Creativity can seem quite a messy discipline, but I find it useful to categorise it into 4 aspects: process, people, product and place. This classification is based on the 4P’s of creativity developed by the pioneering US creativity researcher, Mel Rhodes.
Process: This relates to the stages of the creative process, and tools and techniques to help.
This is the aspect of creativity that most people think of first. It encompasses useful descriptions of the stages of the creative process, and a wide variety of structured tools and techniques to help the process of generating new ideas in different situations. The best known tools include Brainstorming, TRIZ, 6 hats and Attribute Association, but creative people like inventing their own creative processes, so there are a lot of these (many only subtly different from each other!). However, in general they are trying to help users break free of fixed patterns of thought, gather new stimuli, make new connections, and tap into deeper (sometimes intuitive) insight into the problem.

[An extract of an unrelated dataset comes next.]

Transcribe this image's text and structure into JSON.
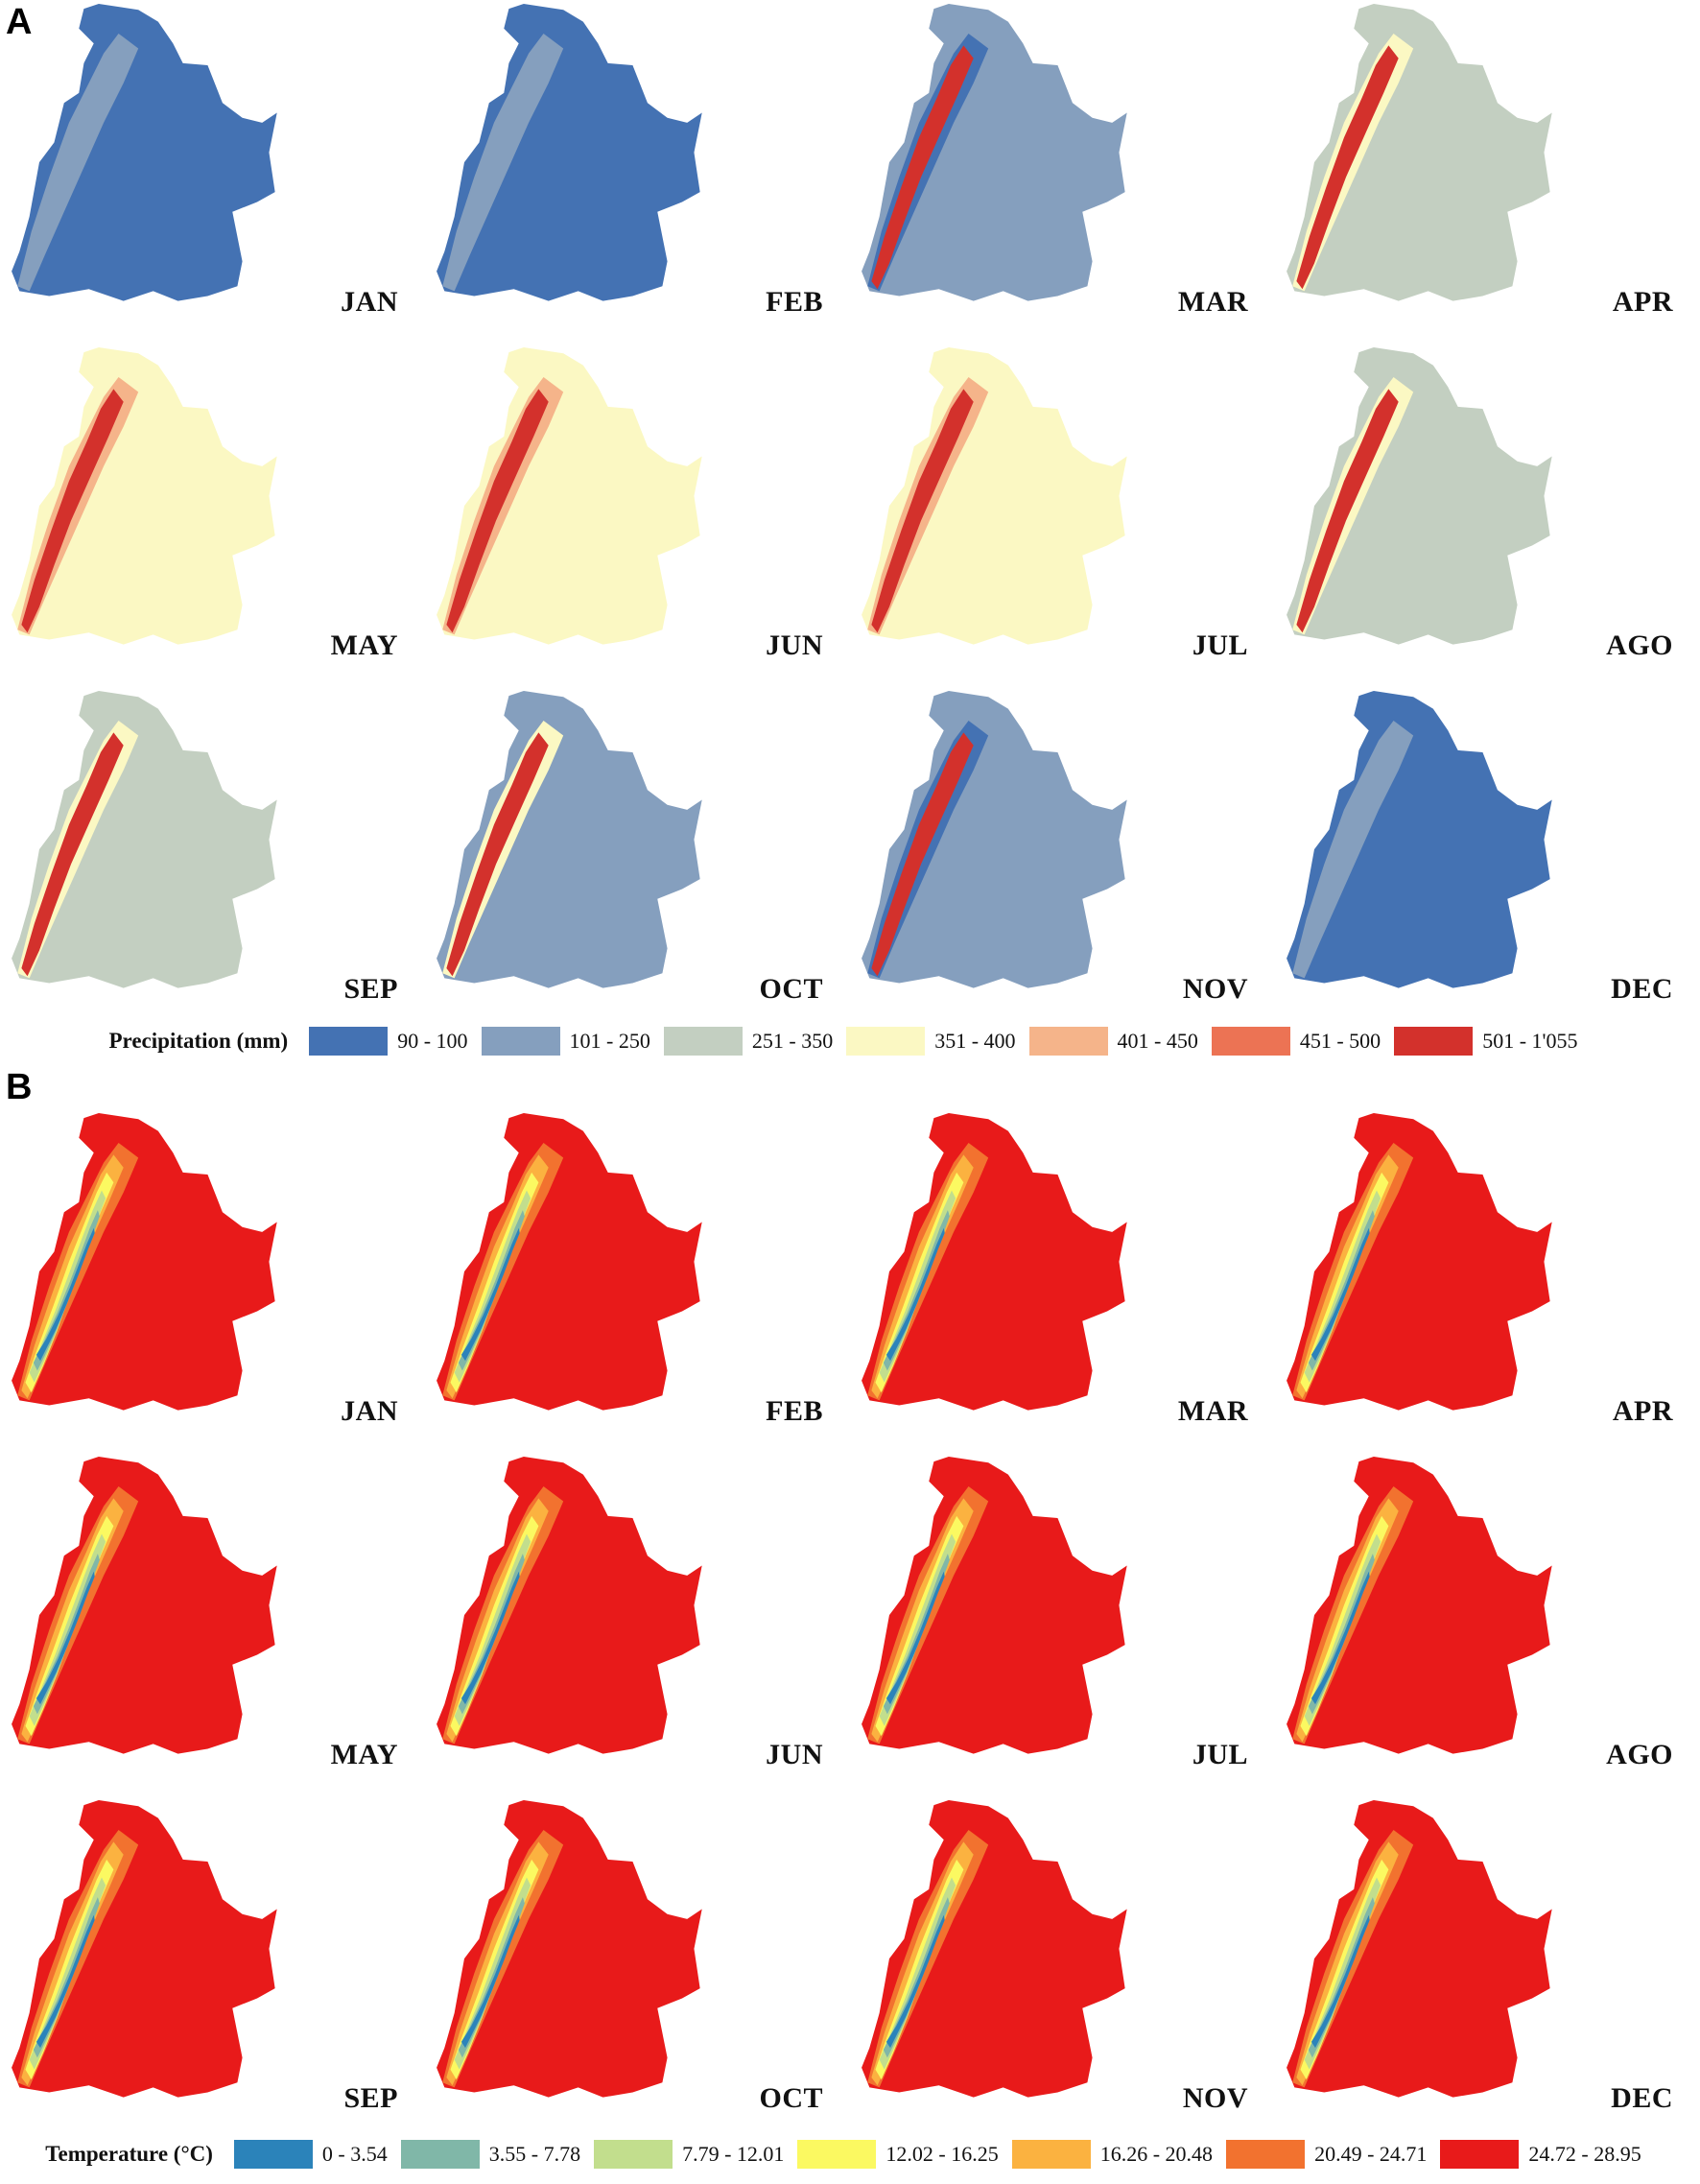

People: This describes the traits and characteristics of creative people, and how to help them.
Creativity is a deeply human process, so it’s no surprise that insights from various branches of psychology and neuroscience can be very helpful in understanding how to encourage creativity and the process of ideation. It often takes a lot of work before a “good idea” is recognised as such, so creative people need to develop both persistence and their powers of persuasion. It’s important to realise that people differ quite profoundly in what helps or hinders their creativity. For example, while some people find structured tools useful for enhancing their creativity, the most creative people will often find them positively detrimental, but can be helped to be more effective in other ways. MBTI can give very useful insight into these personal preferences.
Product: This relates to the characteristics of creative “products”, and how to create these.
A product (which could be an artefact, a system or a service) would not be considered as creative if it were not both novel and useful. This is why skilled R&D innovators give high priority to understanding the “problem” they want to solve, particularly the “non-obvious hidden needs”, before starting the process of ideation. Useful techniques for uncovering hidden needs include Repertory Grid and Ethnographic research.
Place: This relates to the environment, within which creativity takes place, and how to improve it.
An idea may start in a single head, but good ideas will require a diversity of knowledge from a number of people, so it’s helpful if the environment encourages useful interactions and experiences. Creative ideas can very easily be stifled by fear of failure, rigid processes and or stringent performance targets, so organisational culture and management style are important. Important thinkers in this area include Amabile, Von Hippel and Takeuchi.